- Contents -
  Q What is a personal computer?
  Q How do personal computers output Kanji?
  Q What is a font?
  Q What is a character code?
  Q How are Kanji input?
  Q Is it impossible to use characters not in the character set?
  Q Do I only need a user-defined character editor to use user-defined characters?
  Q How do I input user-defined characters with IME?
  Q Is it possible to use characters from mainframes?
  Q What is the JIS code?
  Q What is the Shift JIS code?
  Q What is Unicode?
  Q How long will it take for Unicode to become available?
  Q What is XKP?
  Q Can user-defined characters be transferred using XKP?
  Q Is it possible to use more user-defined characters than the number of character codes available?
  Q Can XKP user-defined characters be printed?

Japanese Processing Guidebook



The Windows NT Extended Kanji Processing Council (XKP Council) is a group founded in February 1995 in order to promote the creation of systems utilizing personal computers in local body governments.

The circumstances leading to the foundation of the XKP Council clearly
show its characteristics.

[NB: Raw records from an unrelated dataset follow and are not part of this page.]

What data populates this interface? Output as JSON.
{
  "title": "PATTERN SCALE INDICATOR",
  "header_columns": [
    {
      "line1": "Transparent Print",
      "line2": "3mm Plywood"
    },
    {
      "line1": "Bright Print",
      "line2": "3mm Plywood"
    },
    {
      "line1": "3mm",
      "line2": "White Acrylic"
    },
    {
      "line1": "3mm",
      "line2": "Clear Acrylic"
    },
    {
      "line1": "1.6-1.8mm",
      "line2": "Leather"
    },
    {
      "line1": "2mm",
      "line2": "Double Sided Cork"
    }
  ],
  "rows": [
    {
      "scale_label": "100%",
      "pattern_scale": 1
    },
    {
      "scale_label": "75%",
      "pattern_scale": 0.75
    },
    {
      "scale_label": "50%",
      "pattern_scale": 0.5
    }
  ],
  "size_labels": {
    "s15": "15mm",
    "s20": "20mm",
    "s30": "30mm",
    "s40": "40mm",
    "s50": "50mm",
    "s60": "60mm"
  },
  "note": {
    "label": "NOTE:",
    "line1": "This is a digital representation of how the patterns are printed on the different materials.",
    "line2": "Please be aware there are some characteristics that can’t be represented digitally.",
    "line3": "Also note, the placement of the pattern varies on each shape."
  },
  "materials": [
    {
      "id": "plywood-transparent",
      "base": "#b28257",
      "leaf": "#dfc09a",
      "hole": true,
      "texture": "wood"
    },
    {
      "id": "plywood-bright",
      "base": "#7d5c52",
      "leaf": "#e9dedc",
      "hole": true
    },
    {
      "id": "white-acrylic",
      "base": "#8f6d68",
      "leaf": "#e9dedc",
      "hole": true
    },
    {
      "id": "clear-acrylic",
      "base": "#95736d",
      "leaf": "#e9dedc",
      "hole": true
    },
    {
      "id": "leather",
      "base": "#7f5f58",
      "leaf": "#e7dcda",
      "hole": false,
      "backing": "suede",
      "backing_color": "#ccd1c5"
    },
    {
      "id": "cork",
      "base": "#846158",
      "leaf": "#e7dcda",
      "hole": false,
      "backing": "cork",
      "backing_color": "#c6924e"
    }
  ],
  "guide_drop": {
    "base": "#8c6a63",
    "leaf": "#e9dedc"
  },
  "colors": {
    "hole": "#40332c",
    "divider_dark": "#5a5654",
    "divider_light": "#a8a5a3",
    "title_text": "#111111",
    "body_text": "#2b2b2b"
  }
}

The XKP Council began with requests from computer makers and solution providers to Microsoft. Attempts on Windows personal computers at carrying out computer processing of family registers, lists of residents and other items traditionally handled by mainframes and office computers have been frustrated by the lack of characters other than in the JIS standard, as well as a lack of standardization in handling user-defined characters. When building client-server application systems, it is not possible to use a proprietary method for extending user-defined characters, as the system must operate in a multi-vendor environment. In order to solve these problems and standardize processing of extended Kanji characters, Microsoft and other companies that are connected to processing Kanji characters, such as computer makers, software package makers, solution providers and font vendors, joined together laterally and founded the XKP Council.

Because of the scale of the project - Windows NT compatibility for individual and place names - it is attracting considerable attention from areas other than local government bodies, including government offices and industries that must process individual and place names, such as financial and educational institutions, as well as the printing and publishing industries.

This document was created as part of the Council's activities. Before looking at user-defined characters, we would like review Japanese language processing under Windows and Windows NT, and focus mainly on basic topics.

We hope that this will contribute to greater understanding of Japanese language processing on personal computers.